Renewable Energy – Wind, Tidal, Geothermal, etc.

What India needs for a just energy transition

Note4Students

From UPSC perspective, the following things are important :

Prelims level : IEA

Mains level : Paper 3- Ensuring smooth energy transition in India

Context

With an ever-growing list of countries announcing net-zero emissions targets, the global energy system is set to undergo a transformation in the coming decades.

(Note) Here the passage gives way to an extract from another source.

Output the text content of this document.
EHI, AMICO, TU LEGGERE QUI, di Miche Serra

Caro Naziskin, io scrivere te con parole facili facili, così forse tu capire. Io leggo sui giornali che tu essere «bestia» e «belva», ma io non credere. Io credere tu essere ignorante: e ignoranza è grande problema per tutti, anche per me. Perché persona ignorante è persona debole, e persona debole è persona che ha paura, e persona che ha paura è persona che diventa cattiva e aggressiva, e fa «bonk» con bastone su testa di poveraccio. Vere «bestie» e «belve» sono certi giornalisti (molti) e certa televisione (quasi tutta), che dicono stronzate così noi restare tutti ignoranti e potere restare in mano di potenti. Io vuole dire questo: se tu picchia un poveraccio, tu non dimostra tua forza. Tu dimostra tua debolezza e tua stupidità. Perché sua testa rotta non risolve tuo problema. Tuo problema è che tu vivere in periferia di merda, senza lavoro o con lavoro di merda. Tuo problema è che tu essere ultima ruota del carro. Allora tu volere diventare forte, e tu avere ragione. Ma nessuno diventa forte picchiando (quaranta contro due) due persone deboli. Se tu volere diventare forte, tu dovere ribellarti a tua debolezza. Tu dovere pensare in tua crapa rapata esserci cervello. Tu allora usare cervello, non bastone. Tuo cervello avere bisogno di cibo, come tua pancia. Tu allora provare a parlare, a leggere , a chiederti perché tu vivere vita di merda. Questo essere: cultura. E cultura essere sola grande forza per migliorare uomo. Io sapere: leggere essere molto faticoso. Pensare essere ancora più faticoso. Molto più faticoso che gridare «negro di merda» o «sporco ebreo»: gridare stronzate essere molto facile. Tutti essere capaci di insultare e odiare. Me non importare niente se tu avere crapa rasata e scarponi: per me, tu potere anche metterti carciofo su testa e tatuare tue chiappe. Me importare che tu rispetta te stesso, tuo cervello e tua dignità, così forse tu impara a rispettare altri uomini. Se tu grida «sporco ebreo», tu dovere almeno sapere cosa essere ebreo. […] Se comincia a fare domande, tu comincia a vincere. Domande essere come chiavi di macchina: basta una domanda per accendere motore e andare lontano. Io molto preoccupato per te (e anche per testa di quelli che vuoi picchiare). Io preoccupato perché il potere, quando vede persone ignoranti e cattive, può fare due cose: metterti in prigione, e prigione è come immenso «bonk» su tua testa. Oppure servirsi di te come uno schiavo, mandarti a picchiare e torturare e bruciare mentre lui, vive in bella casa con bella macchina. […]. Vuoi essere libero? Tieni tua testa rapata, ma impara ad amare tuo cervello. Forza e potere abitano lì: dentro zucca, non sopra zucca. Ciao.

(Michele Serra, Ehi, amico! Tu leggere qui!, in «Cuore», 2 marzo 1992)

But India needs to ensure that this transition is smooth and people-centric.

Transition in India

  • According to an IEA analysis, 90 per cent of new electricity generation capacity around the world now comes from renewables.
  • In India, that energy transformation is well underway.
  • India is among the world’s top five countries in terms of renewable power capacity.
  • Ambitious target of 450 gigawatts: Its ambitious target to increase India’s renewable energy capacity to 450 gigawatts (GW) by 2030 would help move it closer to achieving the country’s broader climate goals and commitments made under the Paris Agreement.
  • Clean energy leadership by India: India is also showing global clean energy leadership through initiatives such as the International Solar Alliance, which has more than 70 member countries.
  • Transition in rural area: The energy transition in rural India can be driven by dedicated policies to promote renewables, incentivise investment in decentralised low-carbon power sources like rooftop solar, and train and build the capacity of clean energy entrepreneurs.
  • Incorporating energy efficiency in the Affordable Housing Mission: In the short term, stimulus spending in the labour-intensive construction sector could accelerate progress on the Affordable Housing Mission.
  • Incorporating energy efficiency and green construction methods into these projects could ensure millions of homes enjoy thermal comfort, and help make energy efficiency a core part of building designs.

Factors to consider in transition to clean energy

  • Ensure equity: It must be ensured that the opportunities of India’s transition are shared fairly throughout society — and workers and communities are not left to face the challenges alone.
  • Make it people-centric: To achieve the trifecta of jobs, growth and sustainability, India must strive to put people at the centre of its energy transformation.
  • Provisions for coal-dependent regions: New jobs would need to be found over time for the coal miners affected by the changes, as well as for people who work in the fossil fuel power plants that will close down.
  • Policymakers must earmark special “transition funds” to help coal-dependent regions, some of which are among India’s poorest.
  • Increase investment by rationalising energy subsidies: Energy subsidies must be rationalised and directed towards those who need them most.
  • Fiscal resources freed up through subsidy reform should then be invested in clean energy solutions, especially in underdeveloped regions and marginalised communities.
  • Support rural livelihood: A just transition should focus on how clean energy can support rural livelihoods and increase communities’ resilience in the aftermath of the pandemic shock.
  • Ensure women’s participation in the green workforce: While India’s energy transition will create many new jobs, the limited participation of women in the growing green workforce must be addressed.
  • A 2019 study by CEEW and the IEA suggests that women account for nearly 32 per cent of the renewables workforce globally but only around 11 per cent of the rooftop solar workforce in India.
  • Engage youth: Engaging the youth is critical to ensure that the energy transition is sustainable, inclusive and enduring.
  • Young entrepreneurs in India have already shown their impact by expanding the footprint of renewables and disrupting traditional energy models.
  • Some of these key themes are being explored by the 30 members of the Global Commission on People-Centred Clean Energy Transitions, which the IEA launched in January.

Conclusion

A people-centric approach, backed by good policy design, will not only help India build a clean and inclusive energy future, but could also provide a model for other countries and communities worldwide.